Since folic acid can’t be converted into the usable form, it can build up in the body, which can raise levels of homo-cysteine. High homo-cysteine levels are associated with a higher risk in cardiovascular disease. This also affects the conversion to glutathione, which the body needs to remove waste and which is a potent antioxidant.
In short, we are just learning the extent to which this can affect health, but there is strong evidence that because of the affect on methylation, it can increase cancer risk, cardiovascular disease risk, risk of fetal development problems and more.
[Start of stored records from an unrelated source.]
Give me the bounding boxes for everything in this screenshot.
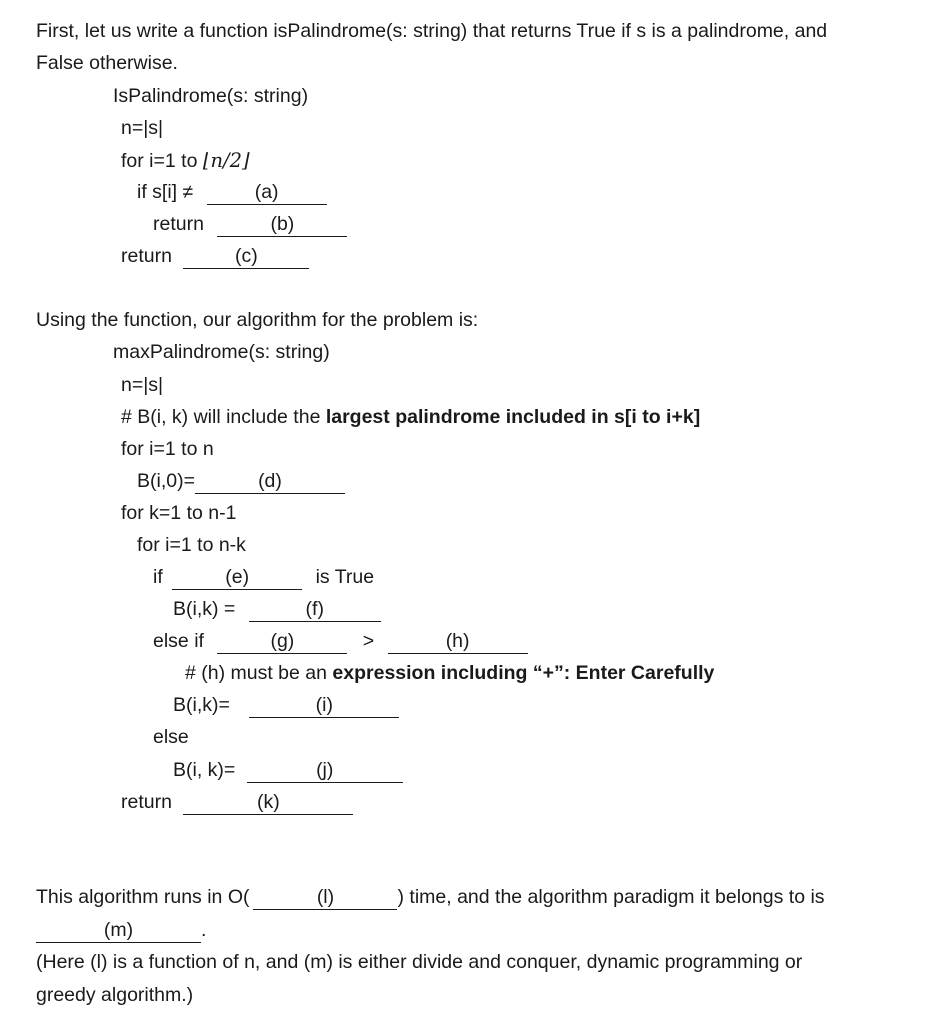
is-palindrome-if — [137, 183, 327, 205]
is-palindrome-return-inner — [153, 215, 347, 237]
max-palindrome-comment — [121, 408, 700, 428]
blank-e[interactable]: (e) — [172, 568, 302, 590]
runtime-line-2 — [36, 921, 206, 943]
blank-g[interactable]: (g) — [217, 632, 347, 654]
blank-c[interactable]: (c) — [183, 247, 309, 269]
greater-than: > — [362, 630, 375, 652]
blank-m[interactable]: (m) — [36, 921, 201, 943]
max-palindrome-n-assign: n=|s| — [121, 374, 164, 396]
bik-1-text: B(i,k) = — [173, 598, 236, 620]
runtime-end: . — [201, 919, 207, 941]
is-palindrome-return-outer — [121, 247, 309, 269]
runtime-line-1 — [36, 888, 825, 910]
comment2-prefix: # (h) must be an — [185, 662, 333, 684]
is-true-text: is True — [315, 566, 375, 588]
comment2-bold: expression including “+”: Enter Carefully — [332, 662, 715, 684]
max-palindrome-comment-2 — [185, 664, 714, 684]
max-palindrome-bik-3 — [173, 761, 403, 783]
if-text: if — [153, 566, 163, 588]
max-palindrome-bik-1 — [173, 600, 381, 622]
blank-k[interactable]: (k) — [183, 793, 353, 815]
else-if-text: else if — [153, 630, 204, 652]
blank-l[interactable]: (l) — [253, 888, 397, 910]
if-text: if s[i] ≠ — [137, 181, 194, 203]
blank-h[interactable]: (h) — [388, 632, 528, 654]
runtime-note-1: (Here (l) is a function of n, and (m) is either divide and conquer, dynamic programming or — [36, 951, 803, 973]
is-palindrome-header: IsPalindrome(s: string) — [113, 85, 309, 107]
runtime-prefix: This algorithm runs in O( — [36, 886, 250, 908]
bik-3-text: B(i, k)= — [173, 759, 236, 781]
max-palindrome-loop-i: for i=1 to n-k — [137, 534, 246, 556]
max-palindrome-bik-2 — [173, 696, 399, 718]
return-text: return — [121, 791, 172, 813]
max-palindrome-loop-1: for i=1 to n — [121, 438, 214, 460]
runtime-suffix: ) time, and the algorithm paradigm it belongs to is — [397, 886, 825, 908]
b-init-text: B(i,0)= — [137, 470, 195, 492]
return2-text: return — [121, 245, 172, 267]
max-palindrome-header: maxPalindrome(s: string) — [113, 341, 330, 363]
bik-2-text: B(i,k)= — [173, 694, 230, 716]
max-palindrome-b-init — [137, 472, 345, 494]
intro-line-2: False otherwise. — [36, 52, 178, 74]
loop-bound: ⌊n/2⌋ — [202, 149, 250, 172]
max-palindrome-else: else — [153, 726, 189, 748]
blank-f[interactable]: (f) — [249, 600, 381, 622]
runtime-note-2: greedy algorithm.) — [36, 984, 194, 1006]
is-palindrome-n-assign: n=|s| — [121, 117, 164, 139]
is-palindrome-loop — [121, 151, 250, 172]
intro-line-1: First, let us write a function isPalindrome(s: string) that returns True if s is a palindrome, and — [36, 20, 828, 42]
blank-a[interactable]: (a) — [207, 183, 327, 205]
comment-bold: largest palindrome included in s[i to i+k] — [325, 406, 701, 428]
max-palindrome-loop-k: for k=1 to n-1 — [121, 502, 237, 524]
blank-d[interactable]: (d) — [195, 472, 345, 494]
using-text: Using the function, our algorithm for the problem is: — [36, 309, 479, 331]
blank-i[interactable]: (i) — [249, 696, 399, 718]
max-palindrome-return — [121, 793, 353, 815]
blank-j[interactable]: (j) — [247, 761, 403, 783]
comment-prefix: # B(i, k) will include the — [121, 406, 326, 428]
loop-prefix: for i=1 to — [121, 150, 203, 172]
return-text: return — [153, 213, 204, 235]
max-palindrome-if — [153, 568, 374, 590]
max-palindrome-else-if — [153, 632, 528, 654]
blank-b[interactable]: (b) — [217, 215, 347, 237]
It can also possibly contribute to or exacerbate other problems like autoimmune disease, mental issues and more.
What are some things I can do if I have the MTHFR gene mutation?
Here’s ten tips for you!
- Avoid taking folic acid blocking or depleting drugs, such as birth control pills or Methyltrexate
- Avoid taking proton pump inhibitors, like Prilosec or Prevacid or antacids, like Tums, which may block essential Vitamin B12 absorption
- Have your homocysteine measured, which if elevated may indicate a problem with methylation or a deficiency of B12 or folate. If your homocysteine is elevated, limit your intake ofmethionine-rich foods
- Avoid eating processed foods, many of which have added synthetic folic acid. Instead eat whole foods with no added chemicals or preservatives. Avoid ENRICHED foods and everything that says Folic Acid. You want to eat natural folate.
- Get your daily intake of leafy greens, like spinach, kale, swiss chard or arugula, which are loaded with natural levels of folate that your body can more easily process.
- Eat hormone-free, grass-fed beef, organic pastured butter or ghee, and eggs from free-range, non-GMO fed chickens.
- Remove any mercury amalgams with a trained biologic dentist. Avoid aluminum exposure in antiperspirants or cookware. Avoiding heavy metal or other toxic exposure is important.
- Make sure you supplementing with essential nutrients, like methyl-B12, methyl-folate, TMG, N-acetylcysteine, riboflavin, curcumin, fish oil, Vitamins C, D, E, and probiotics. If you are double homozygous for MTHFR mutations, you should proceed very cautiously with methyl-B12 and methyl-folate supplementation as some people do not tolerate high doses. Introduce nutrients one by one and watching for any adverse reactions. Use extreme caution when supplementing with niacin, which can dampen methylation.
- Make time for gentle detox regimens several times per week. These could include infrared sauna, epsom salt baths, dry skin brushing, and regular exercise or sweating.
- If you have a known genetic mutation, share the information with parents, children and other family members and encourage them to be tested, too! The easiest way is to order through 23andMe for only $99 online.